11. Chen, A.G. et al.: KL-Regularized Reinforcement Learning is Designed to Mode Collapse. (2025) https://doi.org/10.48550/arXiv.2510.20817
The reverse KL divergence DKL(πθ∥πref)
Crucially, the theoretical foundation underlying its methodology is being challenged by recent research. The paper uses reverse KL divergence as the core regularization term. However, recent studies have systematically rejected the intuition of simply transferring "mode-seeking" from generative models to reinforcement learning, showing that under common settings of low regularization strength and equivalent rewards, the KL-regularized objective itself leads to a unimodal optimal distribution, structurally suppressing output diversity [11]. This suggests that the claimed potential to "explore advanced, non-human reasoning paths" may be inherently constrained by the algorithm's own tendency toward "mode collapse." Consistently, a large body of empirical research also confirms that reinforcement learning training systematically induces "entropy collapse" in large language models, manifested as diminished output diversity, which is particularly pronounced in tasks requiring creativity.

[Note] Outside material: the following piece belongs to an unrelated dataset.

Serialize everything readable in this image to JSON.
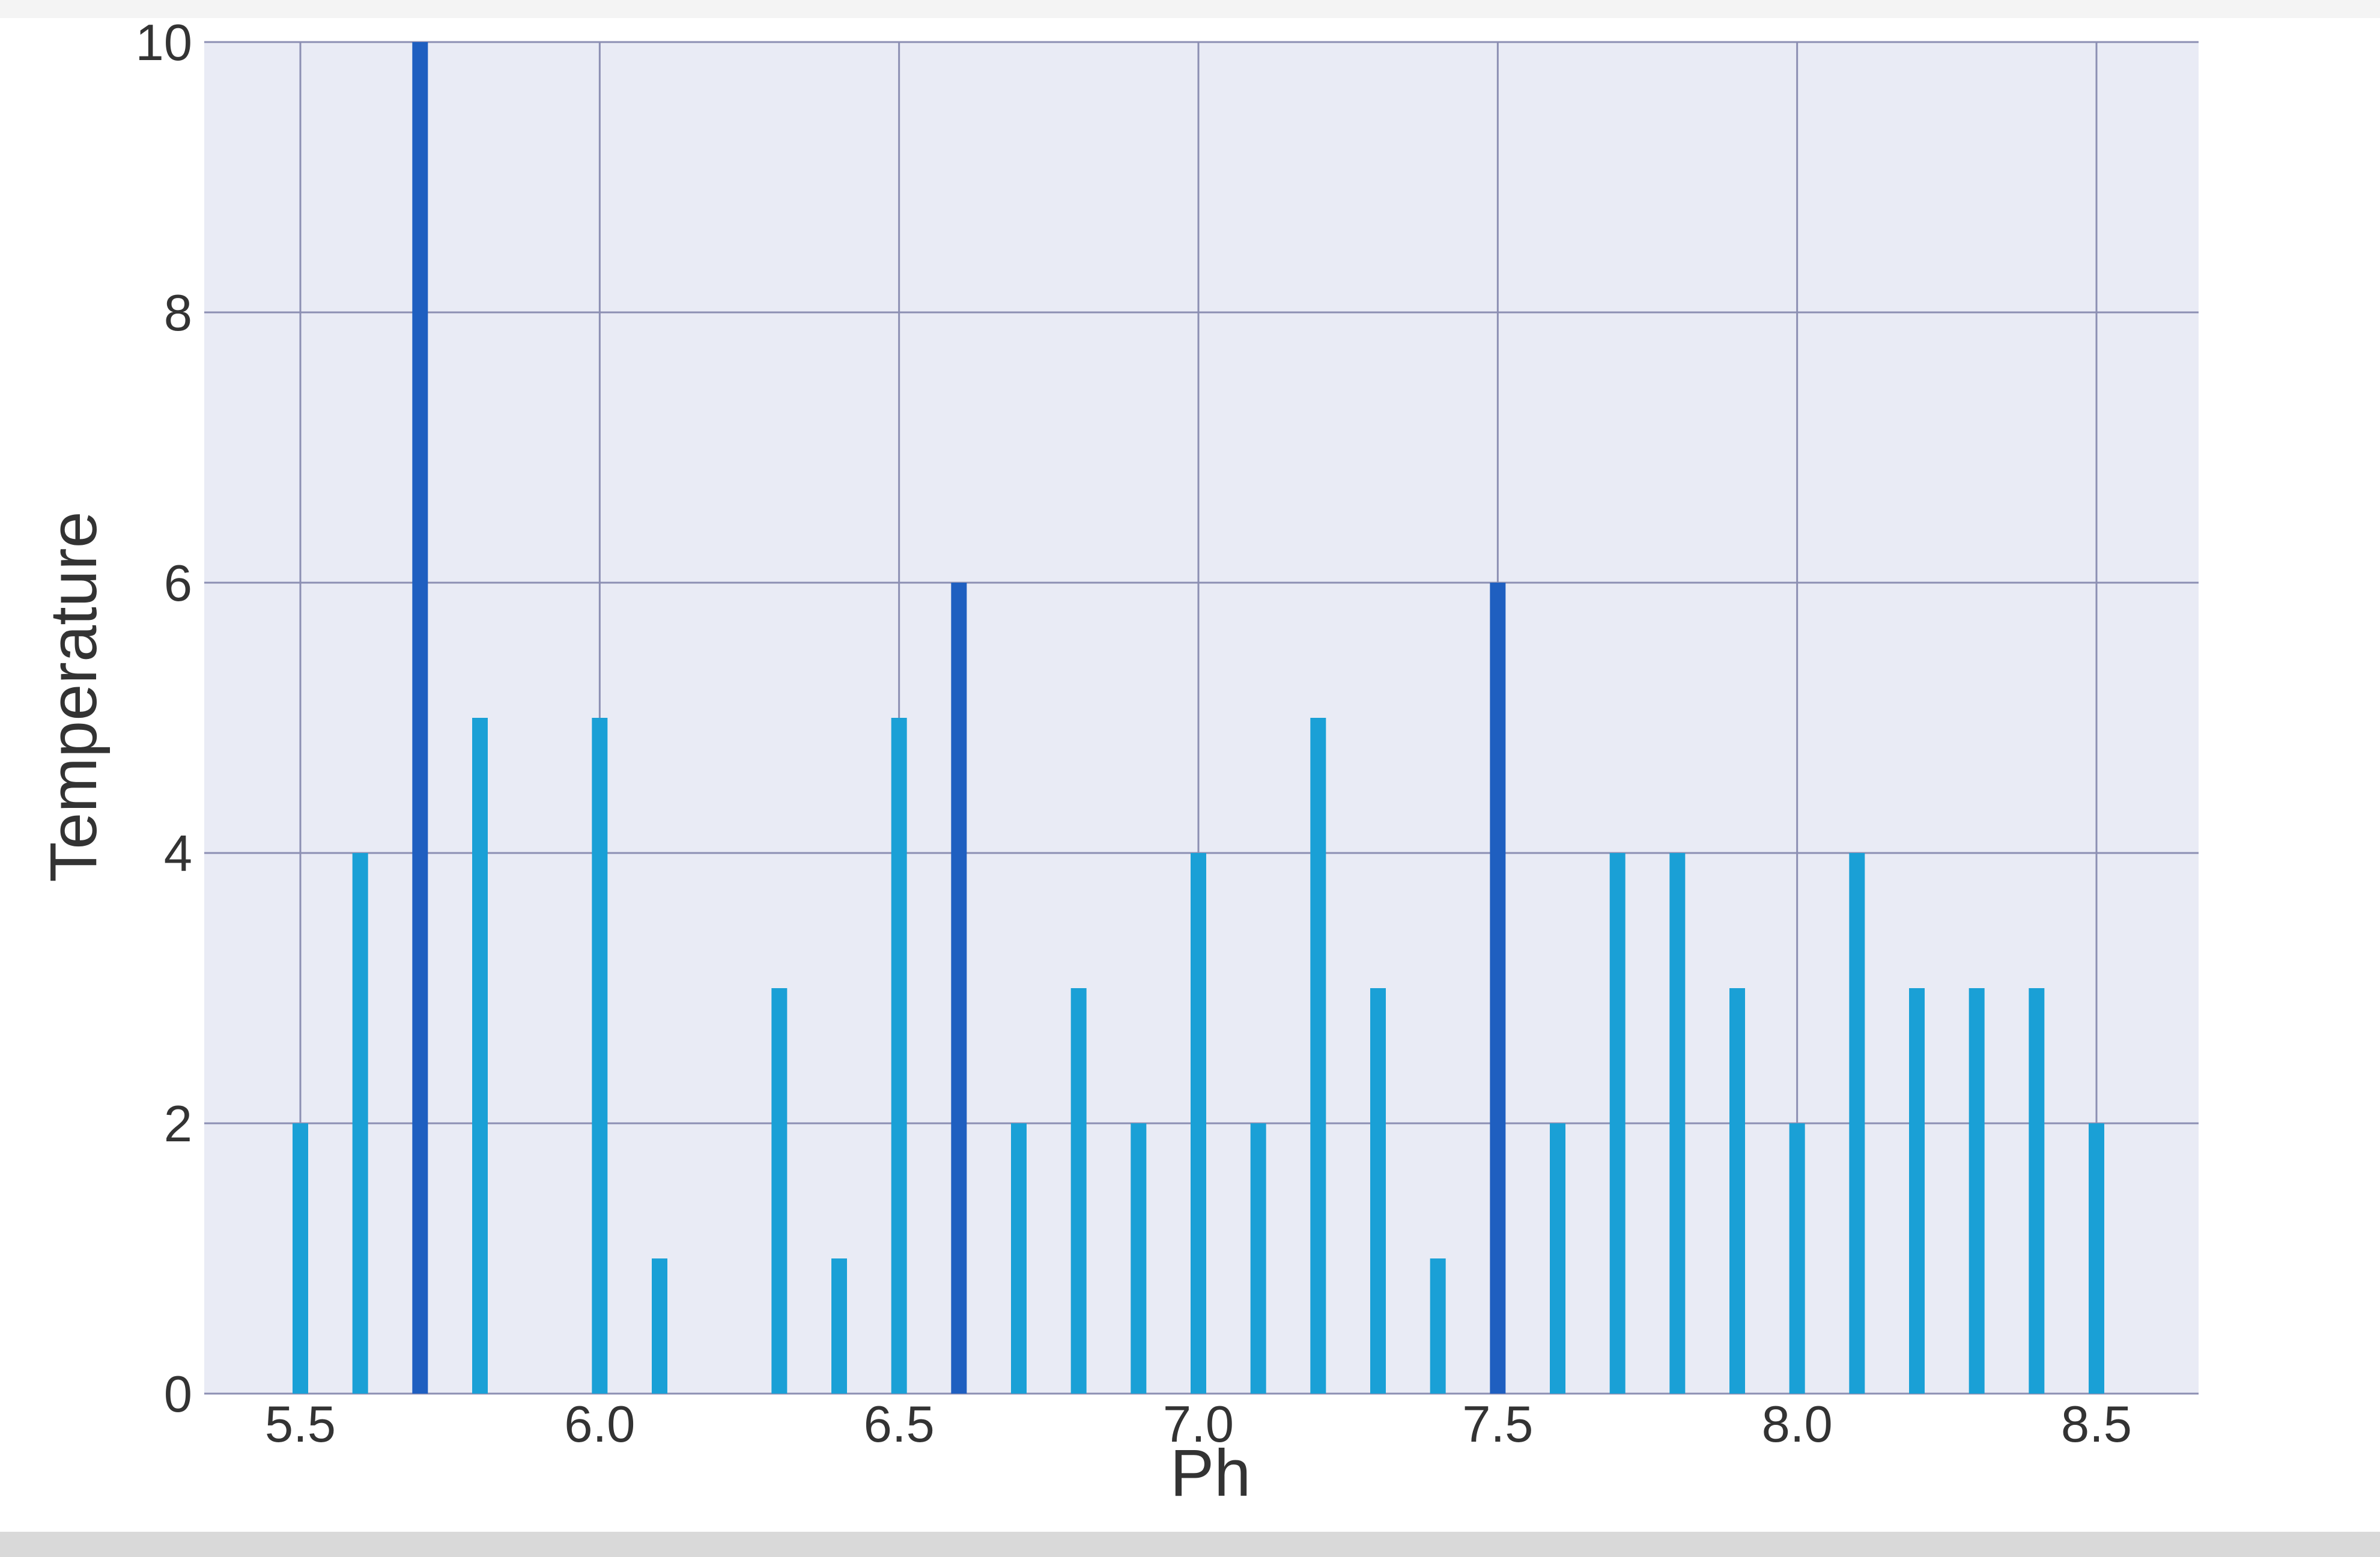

Therefore, the phenomena observed in the paper, interpreted as the "emergence of reasoning ability" (such as the continuously increasing length of thought chains), need to be rigorously distinguished from another possibility: is this truly a deepening of the model's intelligence, or is it the model exhibiting saturation-style optimization within a limited pattern, or even falling into repetitive expression? The peer review process of the study has also pointed out that several of its design decisions lack corresponding empirical evidence, indicating that to support its core claims, more thorough methodological validation and controlled experiments are necessary (for example, ablation studies on the choice of regularization terms and components of the reward function) to rule out the above alternative explanations.
This may suggest that future research aiming to construct truly robust and creative reasoning models must directly address the challenge of entropy collapse. Promising approaches are beginning to emerge, including count-based intrinsic exploration rewards to encourage models to cover a broader solution space; or designing dynamic regularization strategies that balance reward optimization and distribution breadth during training. These ideas, emerging from the latest community research, offer more refined control tools over training the next generation of large language models than relying solely on KL regularization.